Like it is

Spiced up by Martin, seasoned by Pitino

As the Southeastern Conference was having a perfect night, going three for three in the NCAA Tournament, there was one guy watching with an interest different than a fan.

New Arkansas State University Coach Mike Balado was pulling for one of his lifelong heroes, South Carolina Coach Frank Martin, in a game no one thought the Gamecocks had a chance to win.

Baylor was too long and athletic for the No. 7 seed South Carolina, right?

Wrong, and Balado, with his belief in Martin, might have been one of the few who believed it would not be an upset.

"I played AAU ball for him. He's a legend as a high school and summer coach in Miami," Balado said with a smile.

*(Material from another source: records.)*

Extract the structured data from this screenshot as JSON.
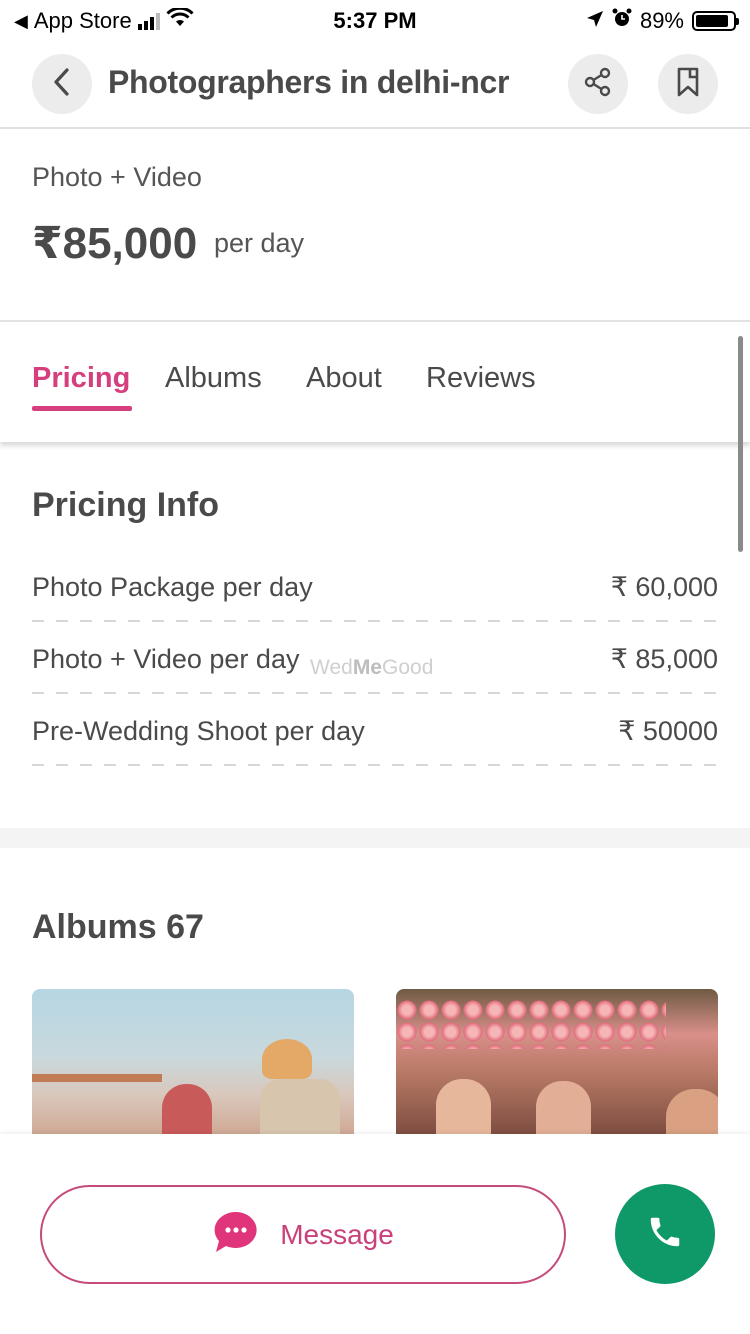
{
  "status_bar": {
    "back_app": "App Store",
    "time": "5:37 PM",
    "battery": "89%",
    "battery_level": 0.89
  },
  "header": {
    "title": "Photographers in delhi-ncr",
    "icons": {
      "back": "chevron-left-icon",
      "share": "share-icon",
      "bookmark": "bookmark-icon"
    }
  },
  "price_summary": {
    "label": "Photo + Video",
    "price": "₹85,000",
    "unit": "per day"
  },
  "tabs": [
    {
      "label": "Pricing",
      "active": true
    },
    {
      "label": "Albums",
      "active": false
    },
    {
      "label": "About",
      "active": false
    },
    {
      "label": "Reviews",
      "active": false
    }
  ],
  "pricing_info": {
    "title": "Pricing Info",
    "rows": [
      {
        "name": "Photo Package per day",
        "value": "₹ 60,000"
      },
      {
        "name": "Photo + Video per day",
        "value": "₹ 85,000"
      },
      {
        "name": "Pre-Wedding Shoot per day",
        "value": "₹ 50000"
      }
    ],
    "watermark_pre": "Wed",
    "watermark_bold": "Me",
    "watermark_post": "Good"
  },
  "albums": {
    "title": "Albums 67",
    "items": [
      {
        "alt": "Couple at wedding mandap"
      },
      {
        "alt": "Bride under floral phoolon ki chadar"
      }
    ]
  },
  "bottom_bar": {
    "message_label": "Message",
    "accent_color": "#d63f7d",
    "call_color": "#0f9868"
  }
}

The real crux of Balado's admiration for Martin came in his next statement, when his tone grew quiet and a little emotional with pride.

"He's the first Cuban American to go through the system and be successful," Balado said.

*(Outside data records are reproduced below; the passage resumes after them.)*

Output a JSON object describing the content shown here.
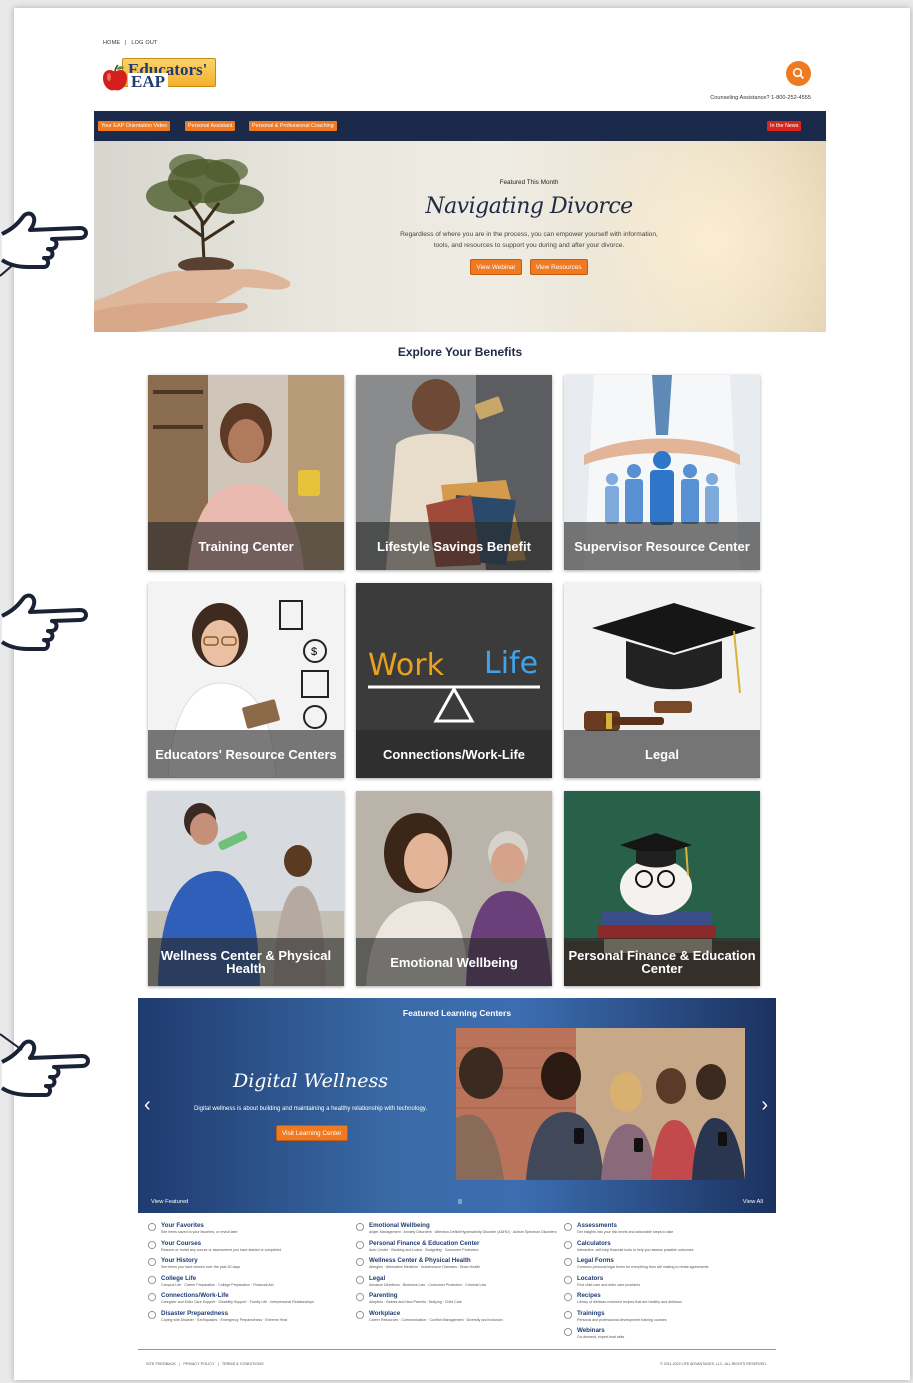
{
  "topnav": {
    "home": "HOME",
    "sep": "|",
    "logout": "LOG OUT"
  },
  "logo": {
    "word": "Educators'",
    "eap": "EAP"
  },
  "counseling": "Counseling Assistance? 1-800-252-4555",
  "navbar": {
    "items": [
      "Your EAP Orientation Video",
      "Personal Assistant",
      "Personal & Professional Coaching"
    ],
    "news": "In the News"
  },
  "hero": {
    "label": "Featured This Month",
    "title": "Navigating Divorce",
    "description": "Regardless of where you are in the process, you can empower yourself with information, tools, and resources to support you during and after your divorce.",
    "buttons": [
      "View Webinar",
      "View Resources"
    ]
  },
  "benefits": {
    "title": "Explore Your Benefits",
    "tiles": [
      "Training Center",
      "Lifestyle Savings Benefit",
      "Supervisor Resource Center",
      "Educators' Resource Centers",
      "Connections/Work-Life",
      "Legal",
      "Wellness Center & Physical Health",
      "Emotional Wellbeing",
      "Personal Finance & Education Center"
    ],
    "work_word": "Work",
    "life_word": "Life"
  },
  "featured_learning": {
    "title": "Featured Learning Centers",
    "heading": "Digital Wellness",
    "description": "Digital wellness is about building and maintaining a healthy relationship with technology.",
    "button": "Visit Learning Center",
    "view_featured": "View Featured",
    "pause": "II",
    "view_all": "View All",
    "prev": "‹",
    "next": "›"
  },
  "links": [
    {
      "title": "Your Favorites",
      "desc": "See items saved to your favorites, or revisit later",
      "icon": "star-icon"
    },
    {
      "title": "Your Courses",
      "desc": "Resume or revisit any course or assessment you have started or completed",
      "icon": "course-icon"
    },
    {
      "title": "Your History",
      "desc": "See items you have viewed over the past 30 days",
      "icon": "history-icon"
    },
    {
      "title": "College Life",
      "desc": "Campus Life · Career Preparation · College Preparation · Financial Aid",
      "icon": "college-icon"
    },
    {
      "title": "Connections/Work-Life",
      "desc": "Caregiver and Elder Care Support · Disability Support · Family Life · Interpersonal Relationships",
      "icon": "connections-icon"
    },
    {
      "title": "Disaster Preparedness",
      "desc": "Coping with Disaster · Earthquakes · Emergency Preparedness · Extreme Heat",
      "icon": "disaster-icon"
    },
    {
      "title": "Emotional Wellbeing",
      "desc": "Anger Management · Anxiety Disorders · Attention-Deficit/Hyperactivity Disorder (ADHD) · Autism Spectrum Disorders",
      "icon": "emotional-icon"
    },
    {
      "title": "Personal Finance & Education Center",
      "desc": "Auto Center · Banking and Loans · Budgeting · Consumer Protection",
      "icon": "finance-icon"
    },
    {
      "title": "Wellness Center & Physical Health",
      "desc": "Allergies · Alternative Medicine · Autoimmune Diseases · Brain Health",
      "icon": "wellness-icon"
    },
    {
      "title": "Legal",
      "desc": "Advance Directives · Business Law · Consumer Protection · Criminal Law",
      "icon": "legal-icon"
    },
    {
      "title": "Parenting",
      "desc": "Adoption · Babies and New Parents · Bullying · Child Care",
      "icon": "parenting-icon"
    },
    {
      "title": "Workplace",
      "desc": "Career Resources · Communication · Conflict Management · Diversity and Inclusion",
      "icon": "workplace-icon"
    },
    {
      "title": "Assessments",
      "desc": "Get insights into your risk levels and actionable steps to take",
      "icon": "assessment-icon"
    },
    {
      "title": "Calculators",
      "desc": "Interactive, self-help financial tools to help you assess possible outcomes",
      "icon": "calculator-icon"
    },
    {
      "title": "Legal Forms",
      "desc": "Common personal legal forms for everything from will making to rental agreements",
      "icon": "legal-forms-icon"
    },
    {
      "title": "Locators",
      "desc": "Find child care and elder care providers",
      "icon": "locator-icon"
    },
    {
      "title": "Recipes",
      "desc": "Library of dietician-reviewed recipes that are healthy and delicious",
      "icon": "recipe-icon"
    },
    {
      "title": "Trainings",
      "desc": "Personal and professional development training courses",
      "icon": "training-icon"
    },
    {
      "title": "Webinars",
      "desc": "On-demand, expert-lead talks",
      "icon": "webinar-icon"
    }
  ],
  "footer": {
    "links": [
      "SITE FEEDBACK",
      "PRIVACY POLICY",
      "TERMS & CONDITIONS"
    ],
    "sep": "|",
    "copyright": "© 2011-2022 LIFE ADVANTAGES, LLC. ALL RIGHTS RESERVED."
  },
  "colors": {
    "accent": "#ef7a22",
    "navy": "#1b2a4a",
    "news": "#d9261c",
    "banner": "#3a6aa6"
  }
}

The stories of the Balado and Martin families are intertwined with similarities.

Balado's grandparents escaped Fidel Castro's reign of terror in Cuba, while it was Martin's parents who did.

Like Martin, Balado speaks fluent Spanish.

"My mom would go to work as a travel agent and my dad to the warehouse of an import-export business, and I'd stay home with my grandparents," he said. "We all lived together, and the only language spoken was Spanish. I didn't learn to speak English until I started school."

Balado played college basketball at St. Thomas University in Miami, spent one season as a graduate assistant at Augusta State in Georgia and another as an assistant coach before spending six seasons as a high school coach.

In 2008, he landed an assistant job at Miami, moved to High Point in North Carolina and then back home to Florida International, where he became friends with his boss, Coach Richard Pitino.

At times he was also the mediator between Rick and his son, Richard, taking the calls from Louisville's head coach that the son was ignoring.

When Richard left for Minnesota he called Balado, who had been told to hold tight because there might be a job for him with the new FIU coach. That didn't work out, and by the time he called Richard back, the job at Minnesota had been filled.

"Suddenly, I was a guy with a wife and a family and I didn't have a job," Balado said.

Then Rick Pitino called, consoling him with a story about a time in the early 1980s when he was an assistant at Boston University, thought he had another job, didn't get it, but instead got hired by Hubie Brown as an assistant with the New York Knicks.

Balado drove to Louisville thinking, OK, that's a great story. It got a lot better when Balado arrived in Louisville and Pitino said he was his new assistant coach. That was 2013, and between then and now a respect grew for Pitino that rivals that of Martin.

Balado is the 37th former Pitino player or assistant to become a head coach, a list that is full of Hall of Famers.

What Balado didn't realize was that fate would soon smile on him again. During his time at Florida International, Balado met an up-and-coming, hard-charging assistant athletic director by the name of Terry Mohajir, who is now the athletic director at Arkansas State.

Mohajir, in fact, had his first choice, Balado, less than a week after Grant McCasland announced he was leaving the Red Wolves for North Texas.

"I want to make ASU a national ... no, an international brand," Balado said Thursday during a media tour. "There's a lot to sell in Jonesboro: academics, football and our athletic director."

Mike Balado has the training, teaching and background to make the Red Wolves an international name. He intends to recruit from Arkansas to Miami, to cover every region of the country if necessary, and as he said, being bilingual in the world of college basketball is definitely a plus.